The Golden Supper
(1910) United States of America
B&W : One reel / 998 feet
Directed by D.W. Griffith
Cast: Edwin August [Julian], Dorothy West [Camilla], Charles H. West [Lionel], Claire McDowell, Alfred Paget
Biograph Company production; distributed by Biograph Company. / Scenario by Dorothy West, from the poem “A Lover’s Tale” by Alfred Lord Tennyson. / © 15 December 1910 by Biograph Company [J148744]. Released 12 December 1910. / Standard 35mm spherical 1.33:1 format. / The film was rereleased in the USA by Biograph Company on 27 March 1916.
Drama.
Synopsis: [The Moving Picture World, 17 December 1910, page ?] Julian loves his cousin and foster sister Camilla, who is wooed and won by Lionel, his friend and rival. He is a witness to their marriage and after the ceremony he departs heartbroken to his own house. Utopian was the existence of Lionel and Camilla, until some time later Camilla is seized with a serious illness, and Lionel’s grief knew no bounds when he heard ‘That low knell tolling his lady dead.’ ‘She had lain three days without a pulse, all that look’d on her had pronounced her dead. So they bore her—for in Julian’s land they never nail a dumb head up in elm—bore her free-faced to the free airs of heaven, and laid her in the vault of her own kin.’ Julian learns of the death of Camilla, and hastens to the house, arriving in time to see the funeral cortège moving slowly towards the sepulcher. Following in its wake he exclaims, ‘Now, now, will I go down into the grave; I will be all alone with all I love.’ So after the train had departed from the vault, Julian enters ‘and at the far end of the vault he saw Camilla with the moonlight on her face: All the rest of her drowned in the gloom and horror of the vault.’ Bending over, he kisses her hand, and ‘tis then he finds her supposed death is but as sleep, for she revives from out the trance. ‘He raised her softly, and wrapping her all over with the cloak he wore, bore her through the solitary land back to the mother’s house where she was born.’ Conquering his desire, he goes to bring back Lionel, her husband. Meanwhile Lionel, grief-stricken, determines to become a recluse, going to the deserted cliffs overlooking the sea, where he secures from an old mendicant his thatched hut. After a search, Lionel is located through the meeting of the old man and the searching party. He refuses to go back as he is yet ignorant of Camilla’s resuscitation, and so is taken by force. To effect a meeting of Lionel and Camilla without a shock, Julian arranges the Golden Supper, a custom in the East when a man bestowed upon his honored guest his most valued treasure, and acting upon Camilla’s injunction, ‘You have given me life and love again, and none but you yourself shall tell him of it, and you shall give me back when he returns.’ Julian presents Camilla to Lionel during this supper. Lionel at first cannot realize the truth; he seems to be dreaming, but positive material manifestations awaken him to the reality. Julian’s duty performed, he leaves forever.
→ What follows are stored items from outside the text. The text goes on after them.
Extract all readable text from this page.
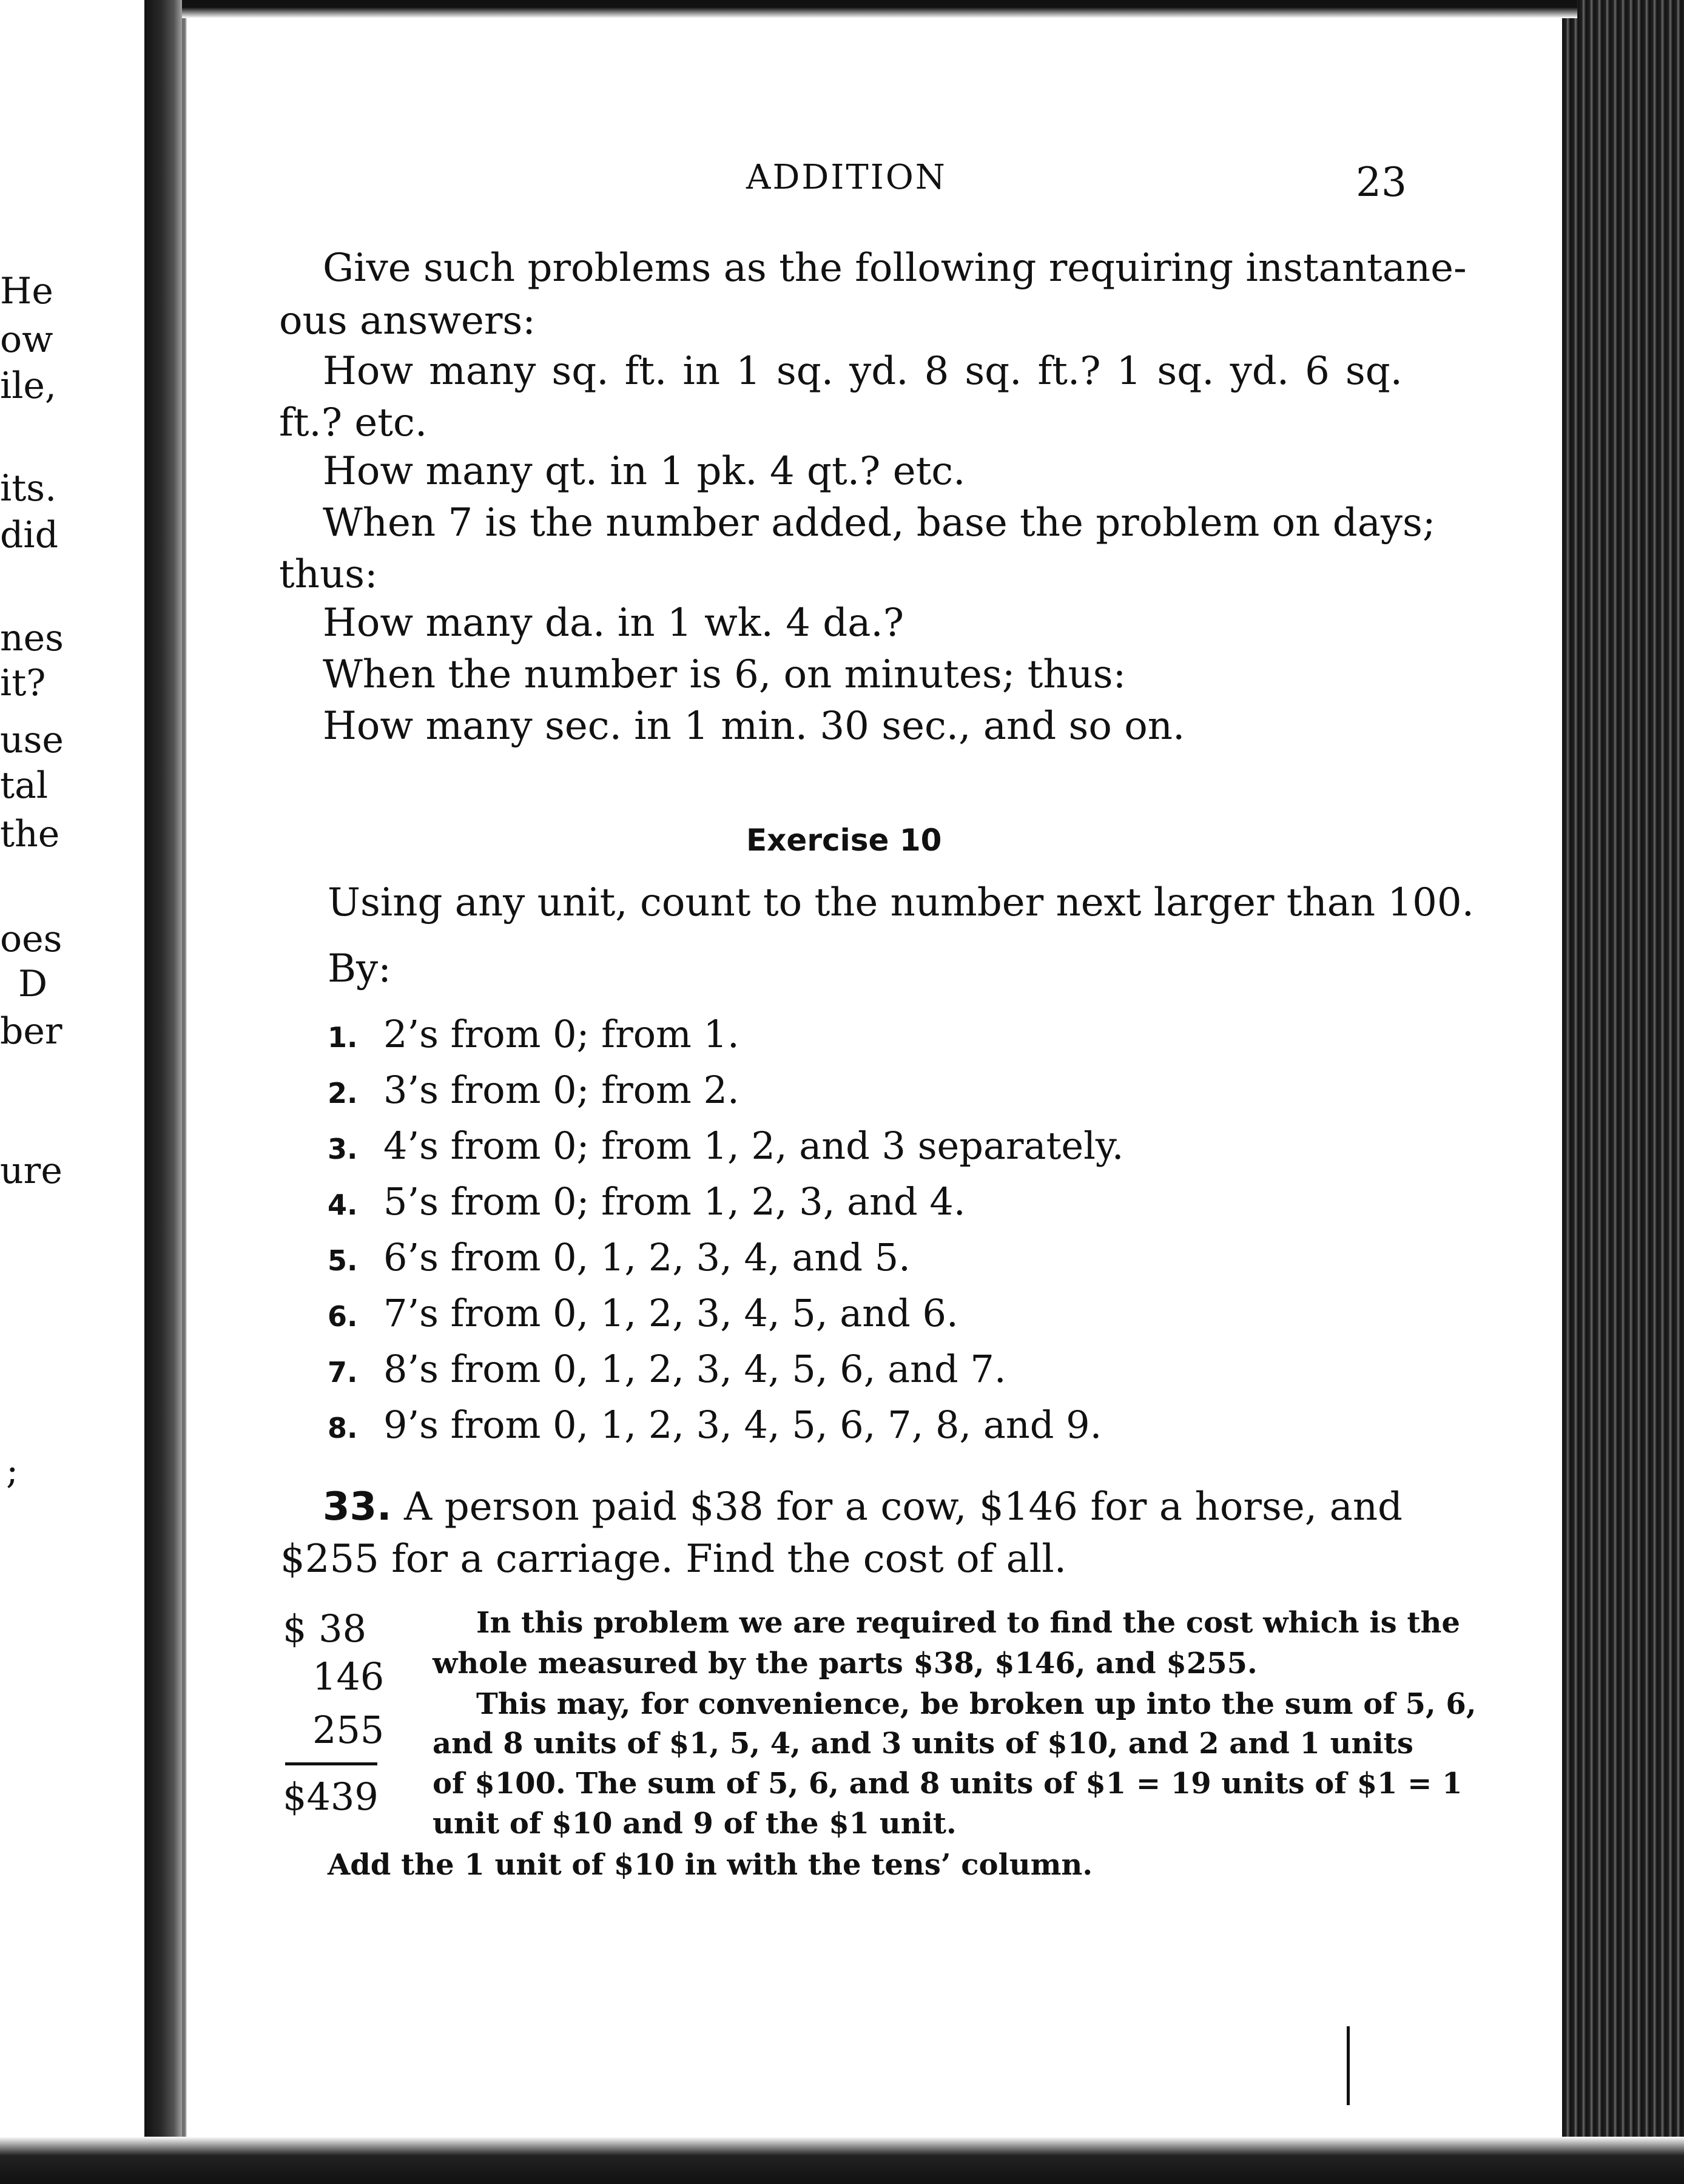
He
ow
ile,
its.
did
nes
it?
use
tal
the
oes
D
ber
ure
;
ADDITION	23
Give such problems as the following requiring instantane-
ous answers:
How many sq. ft. in 1 sq. yd. 8 sq. ft.? 1 sq. yd. 6 sq.
ft.? etc.
How many qt. in 1 pk. 4 qt.? etc.
When 7 is the number added, base the problem on days;
thus:
How many da. in 1 wk. 4 da.?
When the number is 6, on minutes; thus:
How many sec. in 1 min. 30 sec., and so on.
Exercise 10
Using any unit, count to the number next larger than 100.
By:
1. 2’s from 0; from 1.
2. 3’s from 0; from 2.
3. 4’s from 0; from 1, 2, and 3 separately.
4. 5’s from 0; from 1, 2, 3, and 4.
5. 6’s from 0, 1, 2, 3, 4, and 5.
6. 7’s from 0, 1, 2, 3, 4, 5, and 6.
7. 8’s from 0, 1, 2, 3, 4, 5, 6, and 7.
8. 9’s from 0, 1, 2, 3, 4, 5, 6, 7, 8, and 9.
33. A person paid $38 for a cow, $146 for a horse, and
$255 for a carriage. Find the cost of all.
$ 38
146
255
$439
In this problem we are required to find the cost which is the
whole measured by the parts $38, $146, and $255.
This may, for convenience, be broken up into the sum of 5, 6,
and 8 units of $1, 5, 4, and 3 units of $10, and 2 and 1 units
of $100. The sum of 5, 6, and 8 units of $1 = 19 units of $1 = 1
unit of $10 and 9 of the $1 unit.
Add the 1 unit of $10 in with the tens’ column.
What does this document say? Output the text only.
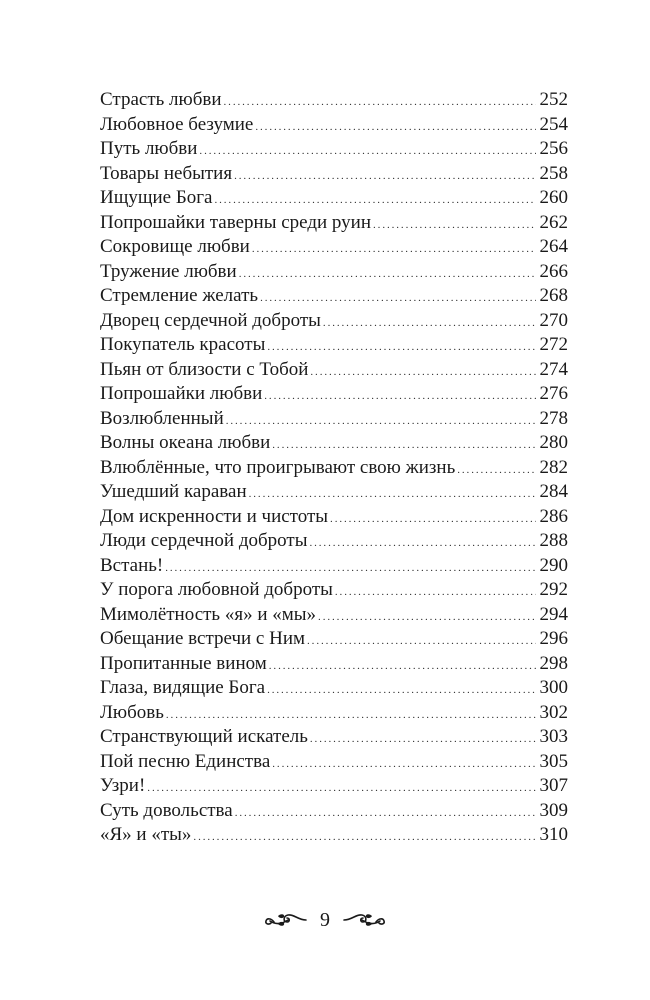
Страсть любви .....	252
Любовное безумие .....	254
Путь любви .....	256
Товары небытия .....	258
Ищущие Бога .....	260
Попрошайки таверны среди руин .....	262
Сокровище любви .....	264
Тружение любви .....	266
Стремление желать .....	268
Дворец сердечной доброты .....	270
Покупатель красоты .....	272
Пьян от близости с Тобой .....	274
Попрошайки любви .....	276
Возлюбленный .....	278
Волны океана любви .....	280
Влюблённые, что проигрывают свою жизнь .....	282
Ушедший караван .....	284
Дом искренности и чистоты .....	286
Люди сердечной доброты .....	288
Встань! .....	290
У порога любовной доброты .....	292
Мимолётность «я» и «мы» .....	294
Обещание встречи с Ним .....	296
Пропитанные вином .....	298
Глаза, видящие Бога .....	300
Любовь .....	302
Странствующий искатель .....	303
Пой песню Единства .....	305
Узри! .....	307
Суть довольства .....	309
«Я» и «ты» .....	310
9
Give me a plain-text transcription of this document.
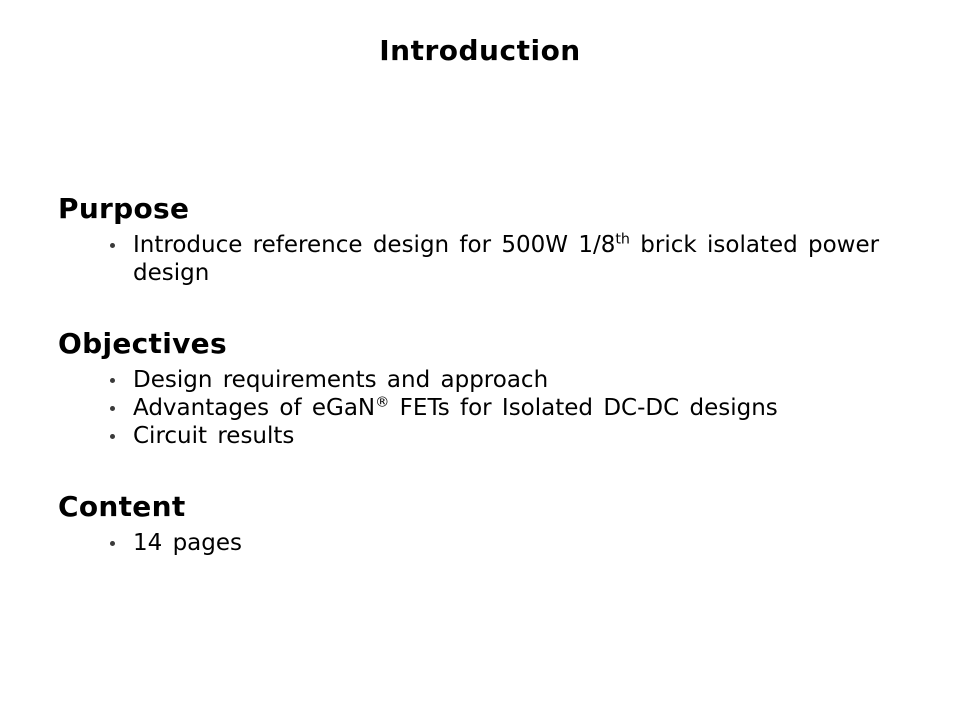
Introduction
Purpose
Introduce reference design for 500W 1/8th brick isolated power design
Objectives
Design requirements and approach
Advantages of eGaN® FETs for Isolated DC-DC designs
Circuit results
Content
14 pages
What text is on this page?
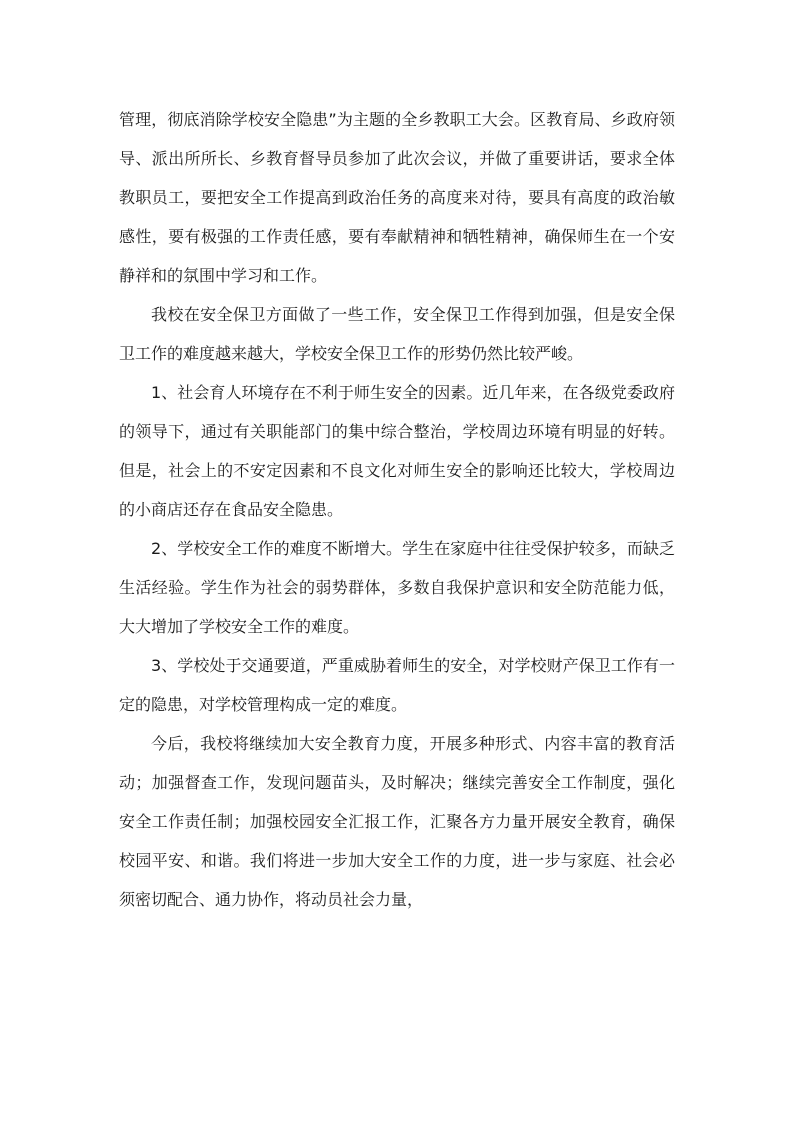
管理，彻底消除学校安全隐患”为主题的全乡教职工大会。区教育局、乡政府领导、派出所所长、乡教育督导员参加了此次会议，并做了重要讲话，要求全体教职员工，要把安全工作提高到政治任务的高度来对待，要具有高度的政治敏感性，要有极强的工作责任感，要有奉献精神和牺牲精神，确保师生在一个安静祥和的氛围中学习和工作。

我校在安全保卫方面做了一些工作，安全保卫工作得到加强，但是安全保卫工作的难度越来越大，学校安全保卫工作的形势仍然比较严峻。

1、社会育人环境存在不利于师生安全的因素。近几年来，在各级党委政府的领导下，通过有关职能部门的集中综合整治，学校周边环境有明显的好转。但是，社会上的不安定因素和不良文化对师生安全的影响还比较大，学校周边的小商店还存在食品安全隐患。

2、学校安全工作的难度不断增大。学生在家庭中往往受保护较多，而缺乏生活经验。学生作为社会的弱势群体，多数自我保护意识和安全防范能力低，大大增加了学校安全工作的难度。

3、学校处于交通要道，严重威胁着师生的安全，对学校财产保卫工作有一定的隐患，对学校管理构成一定的难度。

今后，我校将继续加大安全教育力度，开展多种形式、内容丰富的教育活动；加强督查工作，发现问题苗头，及时解决；继续完善安全工作制度，强化安全工作责任制；加强校园安全汇报工作，汇聚各方力量开展安全教育，确保校园平安、和谐。我们将进一步加大安全工作的力度，进一步与家庭、社会必须密切配合、通力协作，将动员社会力量，
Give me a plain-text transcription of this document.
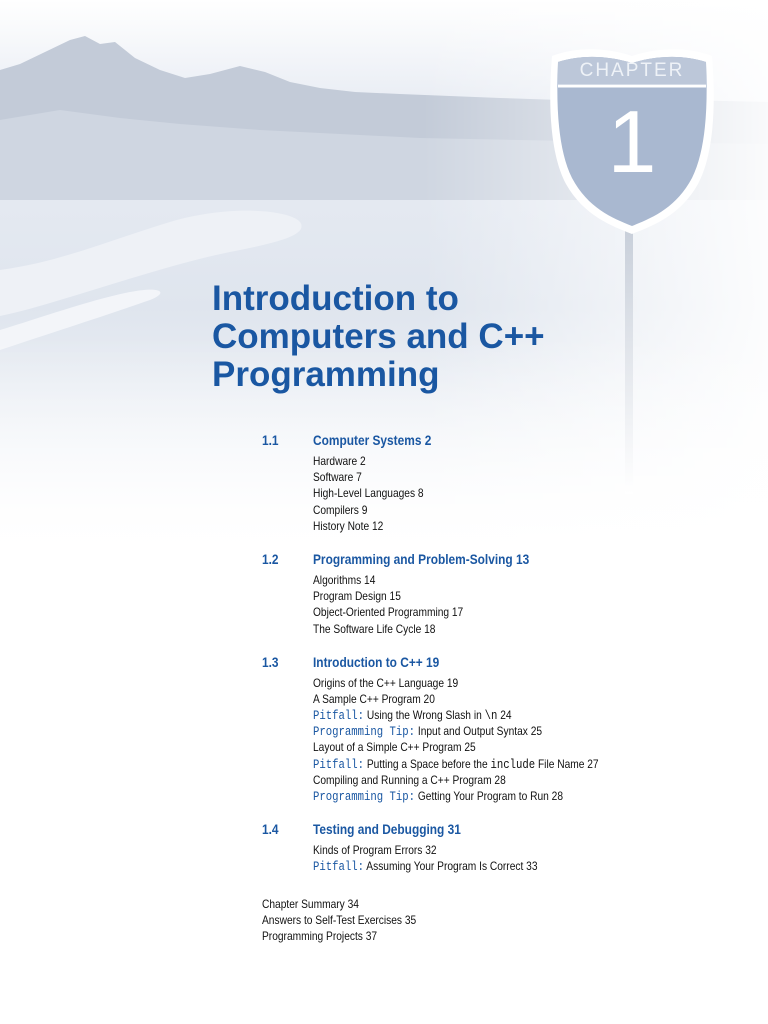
CHAPTER
1
Introduction to
Computers and C++
Programming
1.1 Computer Systems 2
Hardware 2
Software 7
High-Level Languages 8
Compilers 9
History Note 12
1.2 Programming and Problem-Solving 13
Algorithms 14
Program Design 15
Object-Oriented Programming 17
The Software Life Cycle 18
1.3 Introduction to C++ 19
Origins of the C++ Language 19
A Sample C++ Program 20
Pitfall: Using the Wrong Slash in \n 24
Programming Tip: Input and Output Syntax 25
Layout of a Simple C++ Program 25
Pitfall: Putting a Space before the include File Name 27
Compiling and Running a C++ Program 28
Programming Tip: Getting Your Program to Run 28
1.4 Testing and Debugging 31
Kinds of Program Errors 32
Pitfall: Assuming Your Program Is Correct 33
Chapter Summary 34
Answers to Self-Test Exercises 35
Programming Projects 37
Reviews: [The Moving Picture World, 24 December 1910, page ?] The theme of this story is well known to all readers as it is told by Bocaccio and as it appears in the sequel to Tennyson’s ‘The Lovers’ Tale.’ It is a love story, made remarkable by the fact that the woman’s former lover restores her to consciousness and returns her to her husband. While all this may be understood by the person who has read Bocaccio, it is quite probable that a good many in every audience will not know what it means. The sub-titles help, but it must be admitted that unless one is familiar with the origin of the story it is more or less obscure. A golden supper may be quite the proper place in dreamland to return what one most desires, but in motion picture land it requires something more than the scenes and the sub-titles to make it intelligible.
Survival status: (unknown)
Current rights holder: Public domain [USA].
Listing updated: 7 August 2023.
References: Barry-Griffith p. 42; Spehr-American p. 2 : Website-AFI.